In senso più lato, ma comunque innegabile, questi strumenti diventeranno dei prolungamenti esterni e aumentati della nostra coscienza, in un processo di esternalizzazione totalmente in linea con ciò che teorizzava Leroi-Gourhan sulla tendenza umana a mettere fuori dal corpo funzioni che prima risiedevano dentro.
Con la cultura e la scrittura l’uomo mette fuori di sé la memoria, liberando di fatto spazio e facoltà per nuove attività. Cosa succederà se inizieremo a mettere fuori di noi (al polso per rimanere nel caso in questione) parte degli elementi che ci definiscono: la nostra autocoscienza, il nostro Sé. Come cambierà la nostra autopercezione, la nostra identità? O per dirla come faceva Alexandra Carmichael: dove finirà il nostro istinto e dove troveremo riferimento per la nostra autostima?
Man mano che questo scenario tecnologico inizia a realizzarsi, il discorso sulla responsabilità è sempre più urgente e doveroso; anche se a causa della rapidità nell’innovazione, sembra arrivare comunque in terribile ritardo.
Ad ogni modo, prima di calarsi in questo tema, potrebbe essere utile mettere in luce un ultimo punto problematico ma che, allo stesso tempo, può nascondere anche tremende potenzialità, in questo futuro in cui il confine fra biologico e tecnologico sfumerà ulteriormente.

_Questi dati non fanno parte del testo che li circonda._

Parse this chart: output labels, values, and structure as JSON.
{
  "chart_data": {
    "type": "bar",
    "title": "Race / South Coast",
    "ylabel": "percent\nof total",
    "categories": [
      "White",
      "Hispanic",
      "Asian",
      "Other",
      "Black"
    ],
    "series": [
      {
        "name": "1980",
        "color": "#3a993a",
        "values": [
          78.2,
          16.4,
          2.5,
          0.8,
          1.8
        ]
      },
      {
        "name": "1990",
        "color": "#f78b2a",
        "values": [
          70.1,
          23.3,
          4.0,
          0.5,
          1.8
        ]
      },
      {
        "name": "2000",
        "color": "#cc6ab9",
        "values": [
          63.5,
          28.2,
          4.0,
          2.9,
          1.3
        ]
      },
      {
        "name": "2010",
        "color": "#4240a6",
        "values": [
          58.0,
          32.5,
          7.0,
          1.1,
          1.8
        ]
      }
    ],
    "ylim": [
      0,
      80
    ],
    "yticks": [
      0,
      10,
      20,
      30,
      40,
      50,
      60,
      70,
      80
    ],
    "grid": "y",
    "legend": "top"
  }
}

Le possibilità tecniche ci hanno costretto fino ad oggi a pensare i prodotti elettronici come degli schermi in cui guardare, delle finestre su un’altra realtà, o come oggetti che comunicano con noi facendoci vedere qualcosa. I nostri canali visivi con la nascita della televisione sono stati bombardati in modo esponenziale, costringendoci a preoccuparci di effetti come il sovraccarico cognitivo o information overload.
Il tema della visualizzazione rimane ad oggi centrale anche parlando di Quantified Self e si concentra nella domanda: come mostrare e quindi rendere utili i dati misurati dal corpo? Più che mai attuali sono difatti discipline come il data visualization, e il successo dei wearables è spesso legato alla qualità dell’app che li accompagnano. Questo modello tuttavia ci porta allo stesso problema a cui si accennava prima, ovvero quello di un overload di informazioni che già oggi rende la vita accompagnata da cellulari “a tutto schermo”, malsanamente piena di ripetute e dannose distrazioni.

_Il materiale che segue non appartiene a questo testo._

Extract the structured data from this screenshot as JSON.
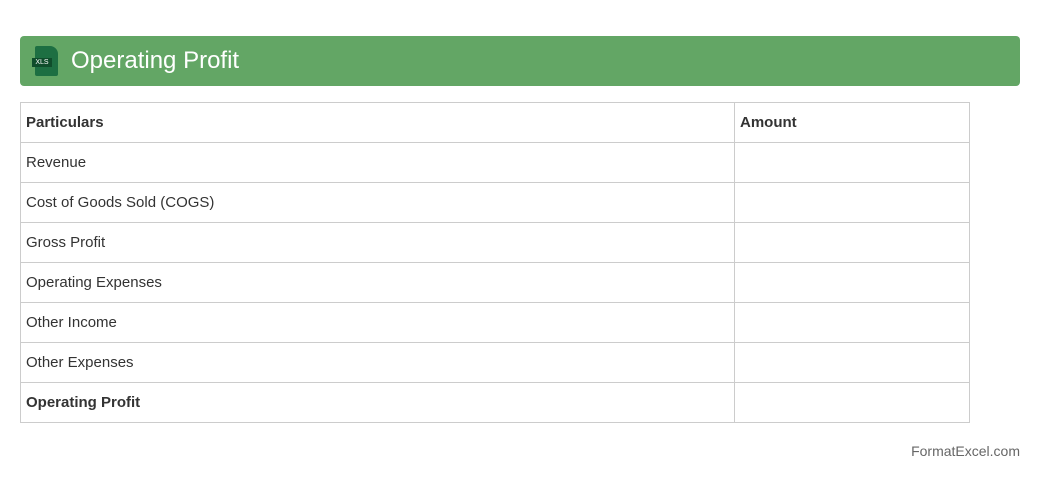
{
  "header": {
    "title": "Operating Profit",
    "icon": "xls-file-icon",
    "icon_label": "XLS",
    "color": "#63a665"
  },
  "table": {
    "headers": [
      "Particulars",
      "Amount"
    ],
    "rows": [
      [
        "Revenue",
        ""
      ],
      [
        "Cost of Goods Sold (COGS)",
        ""
      ],
      [
        "Gross Profit",
        ""
      ],
      [
        "Operating Expenses",
        ""
      ],
      [
        "Other Income",
        ""
      ],
      [
        "Other Expenses",
        ""
      ],
      [
        "Operating Profit",
        ""
      ]
    ]
  },
  "footer": "FormatExcel.com"
}
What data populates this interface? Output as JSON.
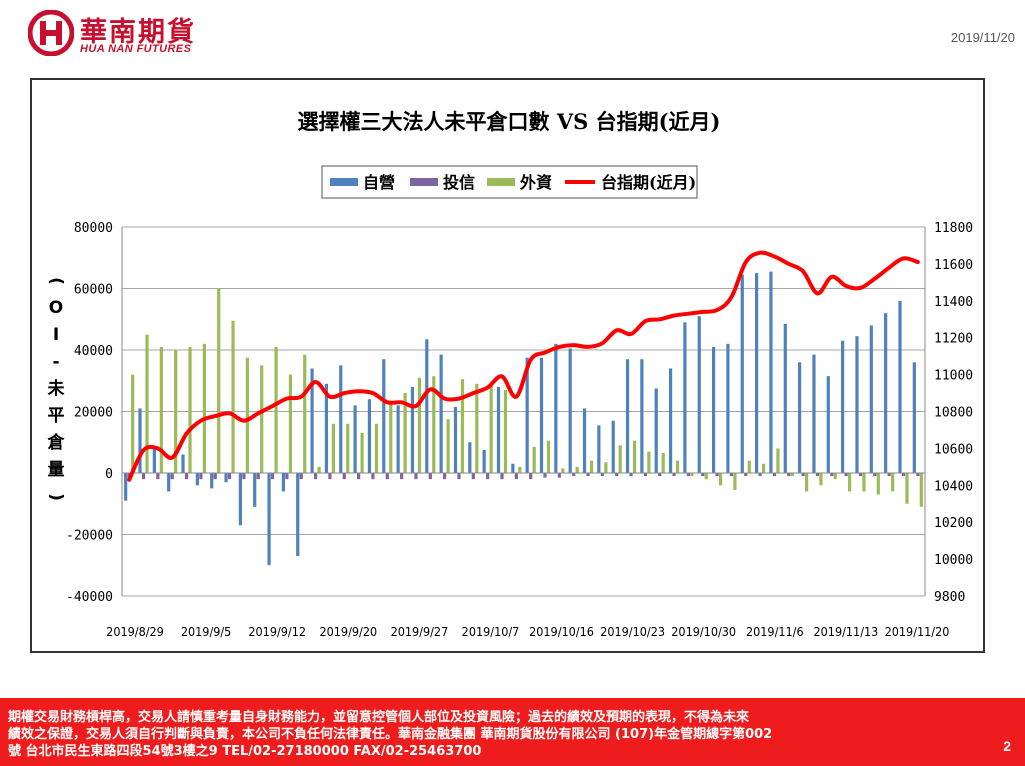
{
  "header": {
    "logo_zh": "華南期貨",
    "logo_en": "HUA NAN FUTURES",
    "date": "2019/11/20"
  },
  "chart_data": {
    "type": "bar",
    "title": "選擇權三大法人未平倉口數 VS 台指期(近月)",
    "ylabel": "(OI-未平倉量)",
    "ylim": [
      -40000,
      80000
    ],
    "y2lim": [
      9800,
      11800
    ],
    "yticks": [
      "80000",
      "60000",
      "40000",
      "20000",
      "0",
      "-20000",
      "-40000"
    ],
    "y2ticks": [
      "11800",
      "11600",
      "11400",
      "11200",
      "11000",
      "10800",
      "10600",
      "10400",
      "10200",
      "10000",
      "9800"
    ],
    "xtick_labels": [
      "2019/8/29",
      "2019/9/5",
      "2019/9/12",
      "2019/9/20",
      "2019/9/27",
      "2019/10/7",
      "2019/10/16",
      "2019/10/23",
      "2019/10/30",
      "2019/11/6",
      "2019/11/13",
      "2019/11/20"
    ],
    "grid": true,
    "legend_position": "top",
    "series": [
      {
        "name": "自營",
        "kind": "bar",
        "axis": "left",
        "color": "#4f81bd",
        "values": [
          -9000,
          21000,
          8000,
          -6000,
          6000,
          -4000,
          -5000,
          -3000,
          -17000,
          -11000,
          -30000,
          -6000,
          -27000,
          34000,
          29000,
          35000,
          22000,
          24000,
          37000,
          22000,
          28000,
          43500,
          38500,
          21500,
          10000,
          7500,
          28000,
          3000,
          37500,
          37500,
          42000,
          40500,
          21000,
          15500,
          17000,
          37000,
          37000,
          27500,
          34000,
          49000,
          51000,
          41000,
          42000,
          64500,
          65000,
          65500,
          48500,
          36000,
          38500,
          31500,
          43000,
          44500,
          48000,
          52000,
          56000,
          36000
        ]
      },
      {
        "name": "投信",
        "kind": "bar",
        "axis": "left",
        "color": "#8064a2",
        "values": [
          -2000,
          -2000,
          -2000,
          -2000,
          -2000,
          -2000,
          -2000,
          -2000,
          -2000,
          -2000,
          -2000,
          -2000,
          -2000,
          -2000,
          -2000,
          -2000,
          -2000,
          -2000,
          -2000,
          -2000,
          -2000,
          -2000,
          -2000,
          -2000,
          -2000,
          -2000,
          -2000,
          -2000,
          -2000,
          -1500,
          -1500,
          -1000,
          -1000,
          -1000,
          -1000,
          -1000,
          -1000,
          -1000,
          -1000,
          -1000,
          -1000,
          -1000,
          -1000,
          -1000,
          -1000,
          -1000,
          -1000,
          -1000,
          -1000,
          -1000,
          -1000,
          -1000,
          -1000,
          -1000,
          -1000,
          -1000
        ]
      },
      {
        "name": "外資",
        "kind": "bar",
        "axis": "left",
        "color": "#9bbb59",
        "values": [
          32000,
          45000,
          41000,
          40000,
          41000,
          42000,
          60000,
          49500,
          37500,
          35000,
          41000,
          32000,
          38500,
          2000,
          16000,
          16000,
          13000,
          16000,
          23500,
          26000,
          31000,
          31500,
          17500,
          30500,
          29000,
          28500,
          27000,
          2000,
          8500,
          10500,
          1500,
          2000,
          4000,
          3500,
          9000,
          10500,
          7000,
          6500,
          4000,
          -1000,
          -2000,
          -4000,
          -5500,
          4000,
          3000,
          8000,
          -1000,
          -6000,
          -4000,
          -2000,
          -6000,
          -6000,
          -7000,
          -6000,
          -10000,
          -11000
        ]
      },
      {
        "name": "台指期(近月)",
        "kind": "line",
        "axis": "right",
        "color": "#ff0000",
        "values": [
          10430,
          10590,
          10600,
          10550,
          10680,
          10750,
          10775,
          10790,
          10750,
          10790,
          10830,
          10870,
          10880,
          10960,
          10880,
          10900,
          10910,
          10900,
          10850,
          10850,
          10830,
          10920,
          10870,
          10870,
          10900,
          10930,
          10990,
          10880,
          11080,
          11120,
          11150,
          11160,
          11150,
          11170,
          11240,
          11220,
          11290,
          11300,
          11320,
          11330,
          11340,
          11350,
          11420,
          11610,
          11660,
          11640,
          11600,
          11560,
          11440,
          11530,
          11480,
          11470,
          11520,
          11580,
          11630,
          11610
        ]
      }
    ]
  },
  "footer": {
    "line1": "期權交易財務槓桿高，交易人請慎重考量自身財務能力，並留意控管個人部位及投資風險；過去的績效及預期的表現，不得為未來",
    "line2": "績效之保證，交易人須自行判斷與負責，本公司不負任何法律責任。華南金融集團 華南期貨股份有限公司 (107)年金管期總字第002",
    "line3": "號 台北市民生東路四段54號3樓之9 TEL/02-27180000 FAX/02-25463700",
    "page": "2"
  }
}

Tuttavia oggi la tecnologia non ci sta più solo davanti agli occhi come prima, ma inizia ad appoggiarsi sulla nostra pelle. Questo cambio di paradigma apre a nuove ed inedite possibilità di interazione, che cambieranno per sempre il concetto di interfaccia.

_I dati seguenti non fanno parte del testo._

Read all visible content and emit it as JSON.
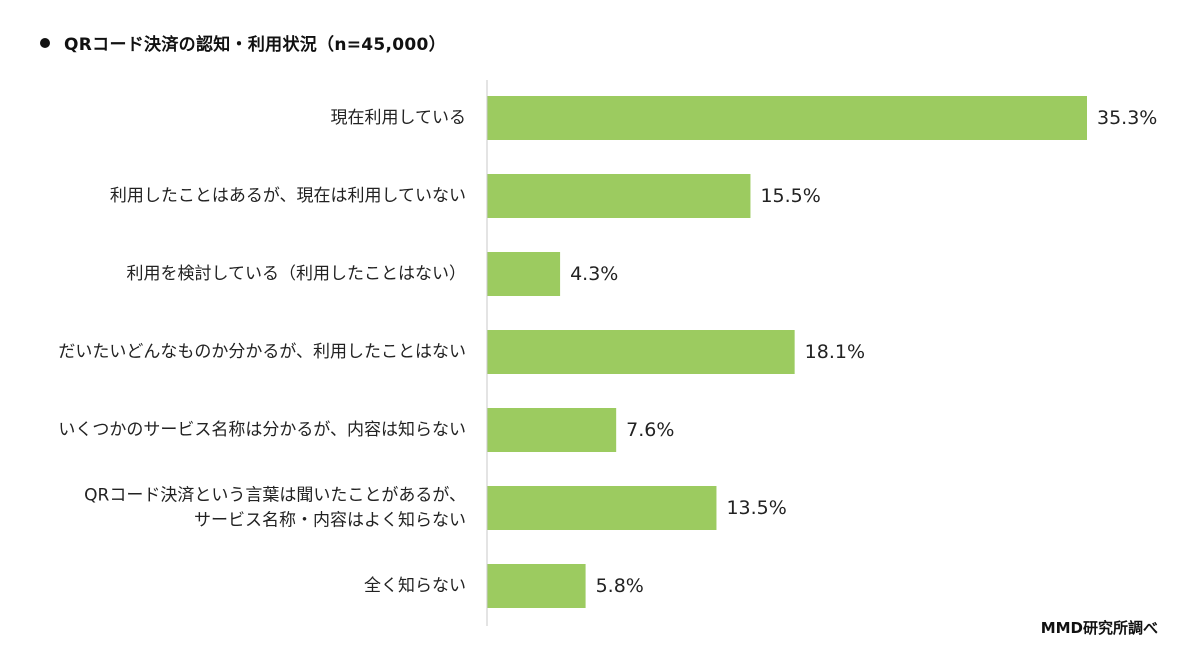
{
  "title": "QRコード決済の認知・利用状況（n=45,000）",
  "source": "MMD研究所調べ",
  "colors": {
    "bar": "#9ccb60",
    "axis": "#c8c8c8",
    "text": "#222222"
  },
  "chart_data": {
    "type": "bar",
    "orientation": "horizontal",
    "unit": "%",
    "xlim": [
      0,
      35.3
    ],
    "grid": false,
    "categories": [
      [
        "現在利用している"
      ],
      [
        "利用したことはあるが、現在は利用していない"
      ],
      [
        "利用を検討している（利用したことはない）"
      ],
      [
        "だいたいどんなものか分かるが、利用したことはない"
      ],
      [
        "いくつかのサービス名称は分かるが、内容は知らない"
      ],
      [
        "QRコード決済という言葉は聞いたことがあるが、",
        "サービス名称・内容はよく知らない"
      ],
      [
        "全く知らない"
      ]
    ],
    "values": [
      35.3,
      15.5,
      4.3,
      18.1,
      7.6,
      13.5,
      5.8
    ],
    "value_labels": [
      "35.3%",
      "15.5%",
      "4.3%",
      "18.1%",
      "7.6%",
      "13.5%",
      "5.8%"
    ]
  }
}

All’interno del progetto Jawbone Exo Ecosystem, chi scrive cercava di sottolineare come il corpo umano, attraverso la sua sfera sensoriale, metta a disposizione una grande quantità di canali di comunicazione.
In molti casi, questi canali alternativi, arrivano ad essere anche molto più accurati della già sovraccaricata vista.
Tanto accurati quanto anche incredibilmente inutilizzati, per ora.
Se n’è accorata anche Apple che difatti ha montato un piccolo attuatore aptico nel suo Watch, capace, ad esempio, di far sentire sul polso di chi lo indossa il battito cardiaco di un’altra persona, o capace di indicare un itinerario stradale tramite piccole vibrazioni (quello che in Exo Ecosystem, già nel 2013 si era chiamato Sense GPS).
Queste nuove possibilità di interazione rimangono ancora del tutto inesplorate, ed anche in questo scenario il tema della responsabilità rimane fondamentale.